Lottery tickets from Deutsche Bahn
October 5, 2006
There's a nip in the air, the days have grown short, and it's time for a little vacation. Italy -- now that's the ticket! If it was good enough for Goethe, it should fill the bill for me and the missis. And what better way to get there than by train through the Alps? By German train, gentle reader! What could be more reliable, right? Denkste! German railway workers have been striking lately. The first strike, last Friday, snarled up mainly North Rhine-Westphalia, Rhineland-Palatinate and Saarland. The second, on Wednesday, snarled up mainly Berlin. When, and where, will they strike next? We've got tickets for a train leaving Hamburg on Saturday. Will we leave on time? Will we leave at all? Only the Shadow knows.

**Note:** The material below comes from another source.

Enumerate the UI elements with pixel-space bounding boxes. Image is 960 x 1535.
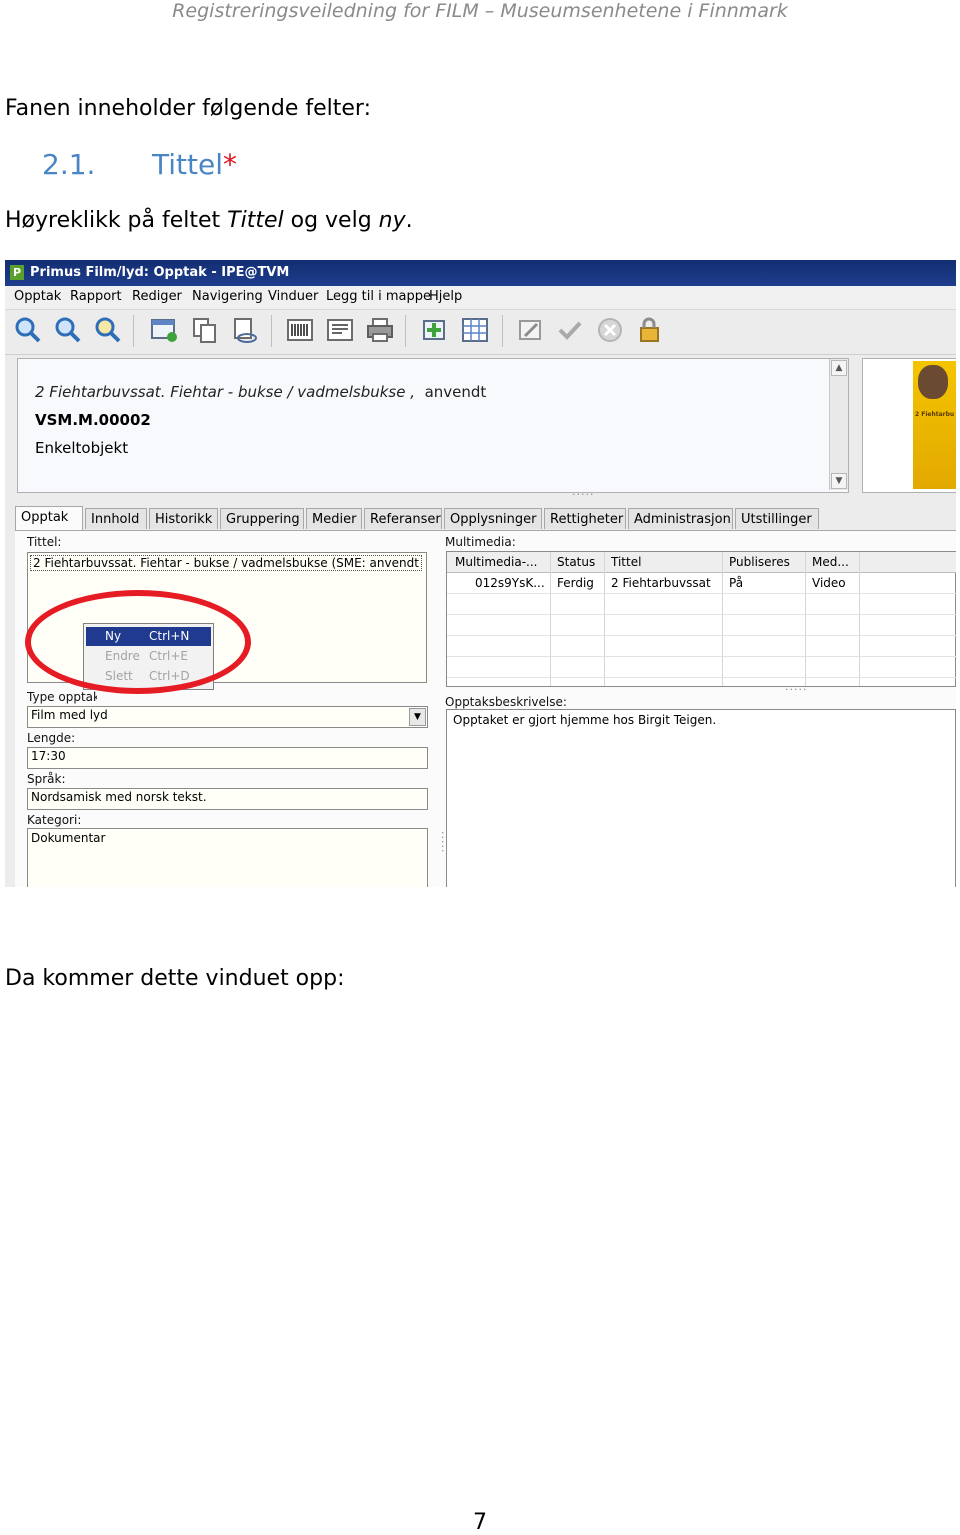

The problem, in a nutshell, is this: After years of delays, the German government is now moving ahead with plans to privatize Deutsche Bahn, the national railway. Railway workers are pressing for job guarantees beyond the sell-off. It's all so very German, this Drang nach allumfassender Sicherheit. American-style "hire and fire" is considered a circle of hell. But too much security, like tight swaddling clothes, hinders movement, development, etc. So Germany has been loosening up a bit.
It still has a long way to go. "Deutschland sozialistischer als China!" screamed a recent headline in Bild-Zeitung (yes, Bild headlines always scream). The paper cited a World Bank study that rated Germany's labor market far more inflexible and bureaucratic than that of the People's Republic of China, a country that is run, after all, by a Communist party. I've never been to China, unfortunately (though I dare say I handle chopsticks better than most Big Noses), so I can't judge this for myself. I interviewed a Chinese businessman in Hamburg a couple of months ago, though, and you know what? He complained about German bureaucracy. Government services in China are more efficient, he noted, pointing to what he said was greater competition there.
Mr. Wang, to whom I had no time to show my chopsticks skills, also complained about the "high-class" Mercedes he bought in 2003. "The first year, I sent that Mercedes back to the company 11 times," he related glumly. "I was quite astonished."
In 2003, coincidentally, China put its first man in space. What if China, population 1.3 billion, sets its collective mind on building top-notch automobiles? Might the Germans have to switch to making luxury chopsticks?